[Serializable]
public class SampleBase
{
[HumanReadableAttribute("The Base")]
public string BaseProp { get; set; } // "testing things"
public bool AllUrBase { get; set; } // true
public string AsHumanReadable()
{
var type = GetType();
var properties = type.GetProperties();
var stringRepresentation = new List<string>();
foreach (var p in properties)
{
var ca = p.GetCustomAttributes(true).FirstOrDefault(a => a is HumanReadableAttribute);
var v = p.GetValue(this, null);
var t = v.GetType();
var e = t.IsEnum ? t.GetField(Enum.GetName(t, v)).GetCustomAttributes(typeof(HumanReadableAttribute), false).FirstOrDefault() as HumanReadableAttribute : null;
stringRepresentation.Add(string.Format("{0}: {1}", ca ?? p.Name, v is bool ? ((bool) v ? "Yes" : "No") : e ?? v));
}
return string.Join("\r\n", stringRepresentation);
}
}
[Serializable]
public class SampleClass {
public enum MyEnum {
[HumanReadableAttribute("It makes sense")]
MakesSense,
[HumanReadableAttribute("It's weird")]
Nonsense
}
[HumanReadableAttribute("What do you think about this")]
public MyEnum MyProperty { get; set; } // Nonsense
}
Calling the AsHumanReadable
method will produce
The Base: testing things
AllUrBase: Yes
What do you think about this: It's weird
My users may add SampleClass
objects (or a wide range of other objects implementing SampleBase
) to a shopping cart which will stored for later use.

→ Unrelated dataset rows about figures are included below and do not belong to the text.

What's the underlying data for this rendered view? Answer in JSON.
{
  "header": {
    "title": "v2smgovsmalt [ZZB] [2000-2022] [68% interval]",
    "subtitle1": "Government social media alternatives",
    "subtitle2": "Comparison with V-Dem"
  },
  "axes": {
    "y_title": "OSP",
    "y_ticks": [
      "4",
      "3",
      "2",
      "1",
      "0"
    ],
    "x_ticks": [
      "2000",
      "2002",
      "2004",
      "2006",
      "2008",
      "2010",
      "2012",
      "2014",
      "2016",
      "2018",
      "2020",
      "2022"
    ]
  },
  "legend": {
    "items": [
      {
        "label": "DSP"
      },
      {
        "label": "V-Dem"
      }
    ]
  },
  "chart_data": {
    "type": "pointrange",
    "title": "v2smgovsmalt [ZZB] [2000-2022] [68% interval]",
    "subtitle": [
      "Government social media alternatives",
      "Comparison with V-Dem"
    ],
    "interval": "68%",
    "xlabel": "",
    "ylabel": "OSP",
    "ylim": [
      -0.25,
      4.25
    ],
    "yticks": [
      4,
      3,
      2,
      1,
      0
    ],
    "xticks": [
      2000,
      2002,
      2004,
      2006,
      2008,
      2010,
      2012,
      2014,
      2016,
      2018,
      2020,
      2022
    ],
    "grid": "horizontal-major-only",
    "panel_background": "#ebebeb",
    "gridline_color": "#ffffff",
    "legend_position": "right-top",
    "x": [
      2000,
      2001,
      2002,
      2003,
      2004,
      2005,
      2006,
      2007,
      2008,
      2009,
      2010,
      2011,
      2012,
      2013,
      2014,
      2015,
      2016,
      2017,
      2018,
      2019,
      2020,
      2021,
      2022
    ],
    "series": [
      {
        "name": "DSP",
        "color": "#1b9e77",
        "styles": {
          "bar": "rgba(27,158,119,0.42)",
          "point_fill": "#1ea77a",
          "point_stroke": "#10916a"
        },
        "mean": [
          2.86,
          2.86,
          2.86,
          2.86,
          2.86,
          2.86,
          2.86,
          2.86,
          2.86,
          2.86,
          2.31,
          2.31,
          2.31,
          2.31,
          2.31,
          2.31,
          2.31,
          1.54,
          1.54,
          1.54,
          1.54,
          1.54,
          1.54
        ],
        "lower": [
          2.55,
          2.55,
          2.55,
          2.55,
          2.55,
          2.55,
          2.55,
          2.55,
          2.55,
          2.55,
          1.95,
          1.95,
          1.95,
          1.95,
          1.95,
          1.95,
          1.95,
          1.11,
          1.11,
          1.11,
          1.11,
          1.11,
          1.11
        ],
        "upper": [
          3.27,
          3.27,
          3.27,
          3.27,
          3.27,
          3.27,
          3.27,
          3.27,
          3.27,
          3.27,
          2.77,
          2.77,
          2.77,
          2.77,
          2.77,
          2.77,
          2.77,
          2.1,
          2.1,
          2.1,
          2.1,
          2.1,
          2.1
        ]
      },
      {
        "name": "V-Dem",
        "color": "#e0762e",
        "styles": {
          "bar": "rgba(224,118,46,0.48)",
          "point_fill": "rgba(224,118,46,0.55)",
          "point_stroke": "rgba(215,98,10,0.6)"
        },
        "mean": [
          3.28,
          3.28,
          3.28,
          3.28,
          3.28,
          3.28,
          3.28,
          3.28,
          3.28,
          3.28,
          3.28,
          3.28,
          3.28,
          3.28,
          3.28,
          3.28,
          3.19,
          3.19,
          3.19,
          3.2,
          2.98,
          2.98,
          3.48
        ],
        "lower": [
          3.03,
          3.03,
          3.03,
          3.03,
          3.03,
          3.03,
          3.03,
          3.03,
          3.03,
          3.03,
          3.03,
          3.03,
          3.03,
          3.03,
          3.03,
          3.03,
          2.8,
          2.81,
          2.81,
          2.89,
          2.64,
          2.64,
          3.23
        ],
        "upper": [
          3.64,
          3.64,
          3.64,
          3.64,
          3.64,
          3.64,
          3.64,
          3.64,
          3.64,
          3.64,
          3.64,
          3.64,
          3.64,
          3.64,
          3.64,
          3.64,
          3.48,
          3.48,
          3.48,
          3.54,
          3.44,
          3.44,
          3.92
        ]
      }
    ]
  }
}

A customer care worker will be reading the output for checking up on things.
I've thought about making ToString methods (like return "The Base" + BaseProp;
) instead. My frist thought is that the attribute approach is the more flexible one.
What are the pros and cons to those two approaches (maintainance, localization (avoid magic strings when possible) etc.)?